Conflict of interest among Italian medical oncologists: a national survey

Objectives To assess Italian medical oncologists’ opinion on the implications of conflict of interest (COI) on medical education, care and research, and to evaluate their direct financial relationships. Design National cross-sectional survey conducted between March and April 2017 among Italian oncologists. Setting Online survey sponsored by the Italian College of Medical Oncology Chiefs through its website. Participants Italian oncologists who filled out an anonymous questionnaire including 19 items and individual and working characteristics. Main outcome measure The proportion of medical oncologists perceiving COI as an outstanding issue and those receiving direct payments from industry. Results There were 321 respondents, representing 13% of Italian tenured medical oncologists. Overall, 62% declared direct payments from the pharmaceutical industry in the last 3 years.
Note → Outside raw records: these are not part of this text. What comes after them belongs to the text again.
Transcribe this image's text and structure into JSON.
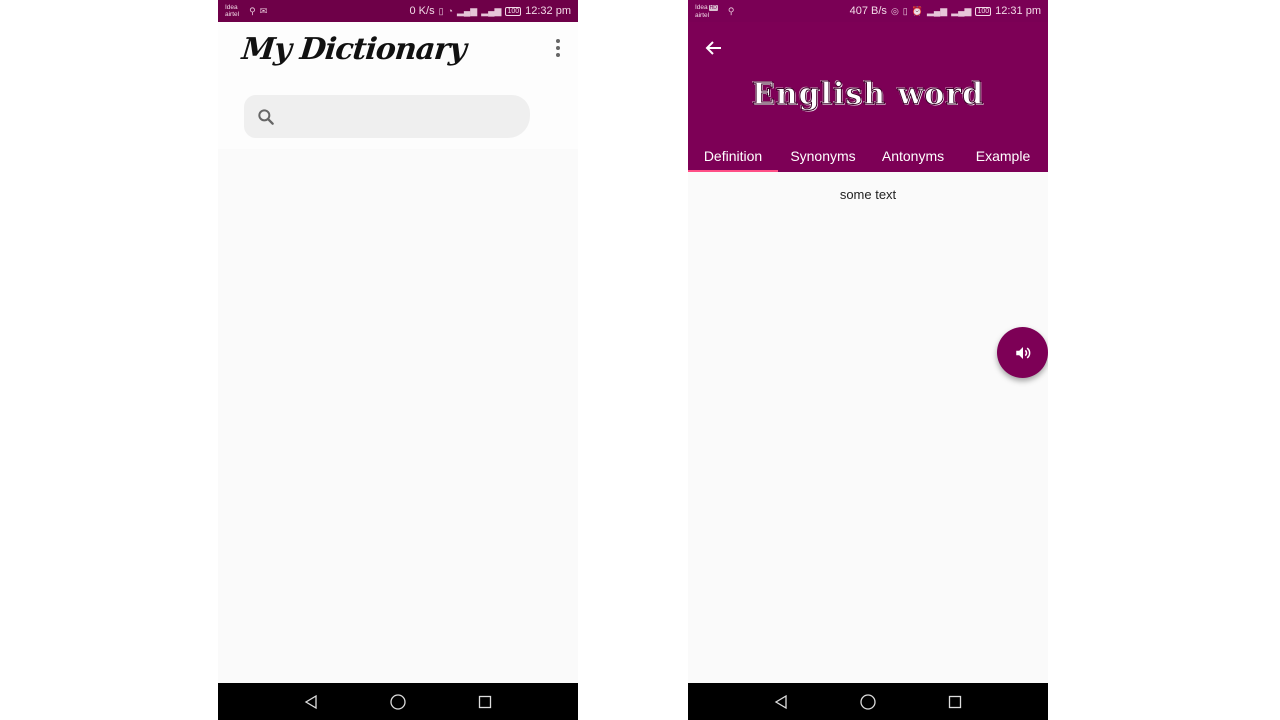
{
  "left_screen": {
    "status_bar": {
      "carrier_top": "Idea",
      "carrier_bottom": "airtel",
      "speed": "0 K/s",
      "battery": "100",
      "time": "12:32 pm"
    },
    "app_title": "My Dictionary",
    "search": {
      "icon": "search-icon",
      "placeholder": ""
    },
    "menu_icon": "more-vert-icon"
  },
  "right_screen": {
    "status_bar": {
      "carrier_top": "Idea",
      "carrier_badge": "HD",
      "carrier_bottom": "airtel",
      "speed": "407 B/s",
      "battery": "100",
      "time": "12:31 pm"
    },
    "back_icon": "arrow-back-icon",
    "word": "English word",
    "tabs": [
      {
        "label": "Definition",
        "active": true
      },
      {
        "label": "Synonyms",
        "active": false
      },
      {
        "label": "Antonyms",
        "active": false
      },
      {
        "label": "Example",
        "active": false
      }
    ],
    "content": "some text",
    "fab_icon": "volume-up-icon"
  },
  "colors": {
    "primary": "#7d0056",
    "status_bar": "#6e0048",
    "tab_indicator": "#ff4f86",
    "background": "#fafafa"
  }
}
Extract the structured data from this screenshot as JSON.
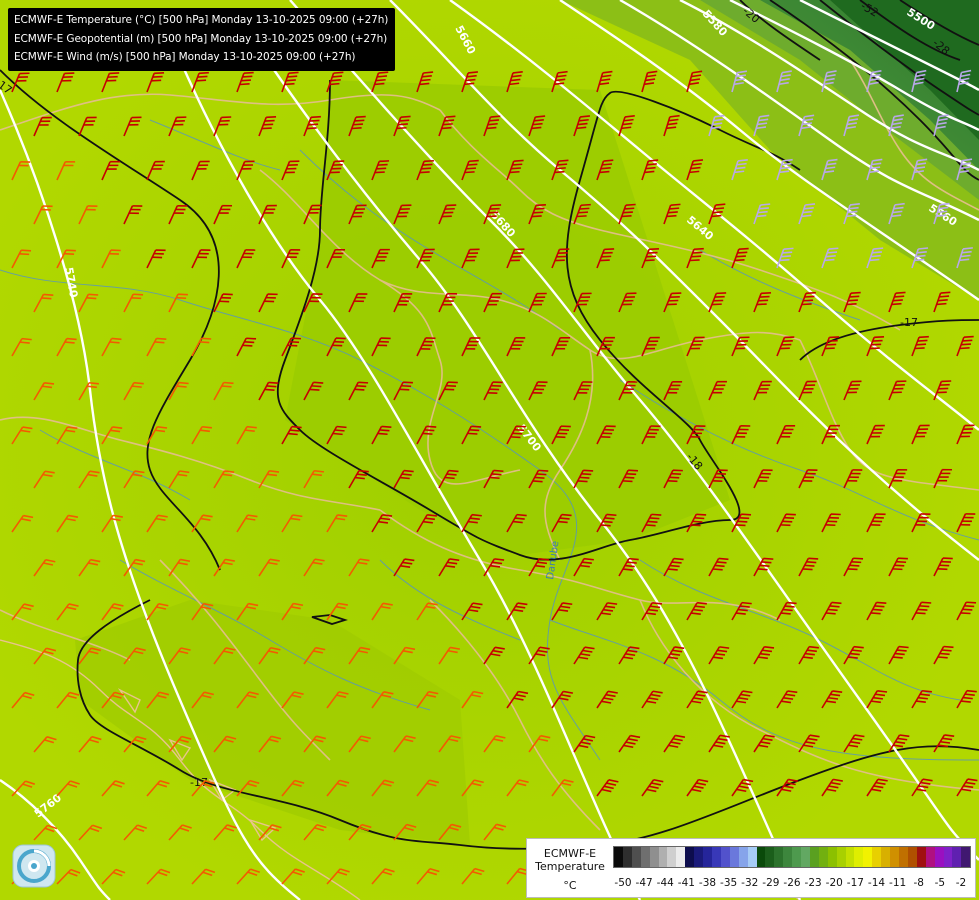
{
  "titles": [
    "ECMWF-E Temperature (°C) [500 hPa] Monday 13-10-2025 09:00 (+27h)",
    "ECMWF-E Geopotential (m) [500 hPa] Monday 13-10-2025 09:00 (+27h)",
    "ECMWF-E Wind (m/s) [500 hPa] Monday 13-10-2025 09:00 (+27h)"
  ],
  "legend": {
    "title": "ECMWF-E Temperature",
    "unit": "°C",
    "colors": [
      "#0a0a0a",
      "#2e2e2e",
      "#4f4f4f",
      "#6f6f6f",
      "#8f8f8f",
      "#afafaf",
      "#cfcfcf",
      "#ececec",
      "#0d0d4d",
      "#1a1a7a",
      "#25259a",
      "#3838b8",
      "#5252cc",
      "#6a78dc",
      "#86a4ea",
      "#a6ccf6",
      "#0a4a0a",
      "#1b5e1b",
      "#2c722c",
      "#3d863d",
      "#4e9a4e",
      "#62a862",
      "#5aa020",
      "#72b010",
      "#8cc000",
      "#a8d000",
      "#c4e000",
      "#dfee00",
      "#f2f200",
      "#e8d000",
      "#d8b000",
      "#d09000",
      "#c07000",
      "#b05000",
      "#a01010",
      "#b01080",
      "#9a10c0",
      "#8020c8",
      "#6020b0",
      "#401870"
    ],
    "ticks": [
      "-50",
      "-47",
      "-44",
      "-41",
      "-38",
      "-35",
      "-32",
      "-29",
      "-26",
      "-23",
      "-20",
      "-17",
      "-14",
      "-11",
      "-8",
      "-5",
      "-2"
    ]
  },
  "contour_labels": {
    "geopotential": [
      "5660",
      "5680",
      "5700",
      "5740",
      "5760",
      "5640",
      "5560",
      "5580",
      "5500"
    ],
    "temperature": [
      "-17",
      "-18",
      "-17",
      "-20",
      "-28",
      "-52",
      "-17"
    ]
  },
  "map_text": [
    "Danube"
  ],
  "colors": {
    "background": "#a6d000",
    "geopotential_line": "#ffffff",
    "temperature_line": "#111111",
    "coastline": "#e2bf8a",
    "river": "#4f8fcf",
    "barb_warm": "#f35a00",
    "barb_strong": "#c50000",
    "barb_cold": "#b8a8e8"
  },
  "logo": {
    "name": "meteologix-logo"
  }
}
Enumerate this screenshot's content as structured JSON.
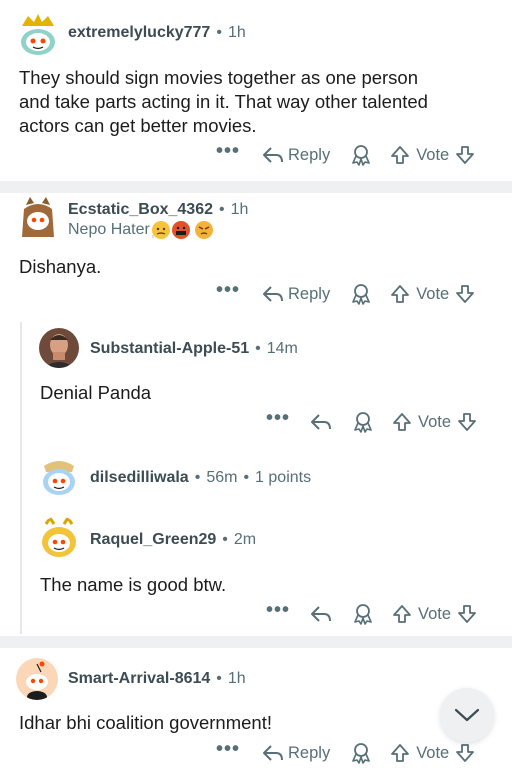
{
  "comments": [
    {
      "username": "extremelylucky777",
      "age": "1h",
      "body_lines": [
        "They should sign movies together as one person",
        "and take parts acting in it. That way other talented",
        "actors can get better movies."
      ],
      "reply_label": "Reply",
      "vote_label": "Vote"
    },
    {
      "username": "Ecstatic_Box_4362",
      "age": "1h",
      "flair": "Nepo Hater",
      "body": "Dishanya.",
      "reply_label": "Reply",
      "vote_label": "Vote"
    },
    {
      "username": "Substantial-Apple-51",
      "age": "14m",
      "body": "Denial Panda",
      "vote_label": "Vote"
    },
    {
      "username": "dilsedilliwala",
      "age": "56m",
      "points": "1 points"
    },
    {
      "username": "Raquel_Green29",
      "age": "2m",
      "body": "The name is good btw.",
      "vote_label": "Vote"
    },
    {
      "username": "Smart-Arrival-8614",
      "age": "1h",
      "body": "Idhar bhi coalition government!",
      "reply_label": "Reply",
      "vote_label": "Vote"
    }
  ],
  "separator": "•",
  "more_glyph": "•••",
  "icons": {
    "reply": "reply-arrow-icon",
    "award": "award-icon",
    "upvote": "upvote-arrow-icon",
    "downvote": "downvote-arrow-icon",
    "collapse": "chevron-down-icon"
  },
  "colors": {
    "meta": "#576f76",
    "divider": "#eef0f2",
    "text": "#1c1c1c"
  }
}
Sixty-eight per cent felt the majority of Italian oncologists have a COI with industry, but 59% suppose this is not greater than that of other specialties. Eighty-two per cent consider that most oncology education is supported by industry. More than 75% believe that current allocation of industry budget on marketing and promotion rather than research and development is unfair, but 75% consider it appropriate to receive travel and lodging hospitality from industry. A median net profit margin of €5000 per patient enrolled in an industry trial was considered appropriate for the employee institution. Sixty per cent agree to receive a personal fee for patients enrolled in industry trials, but 79% state this should be reported in the informed consent. Over 90% believe that scientific societies should publish a financial report of industry support. Finally, 79% disagree to being a coauthor of an article written by a medical writer when no substantial scientific contribution is made. Conclusions Among Italian oncologists COI is perceived as an important issue influencing costs, education, care and science. A more rigorous policy on COI should be implemented.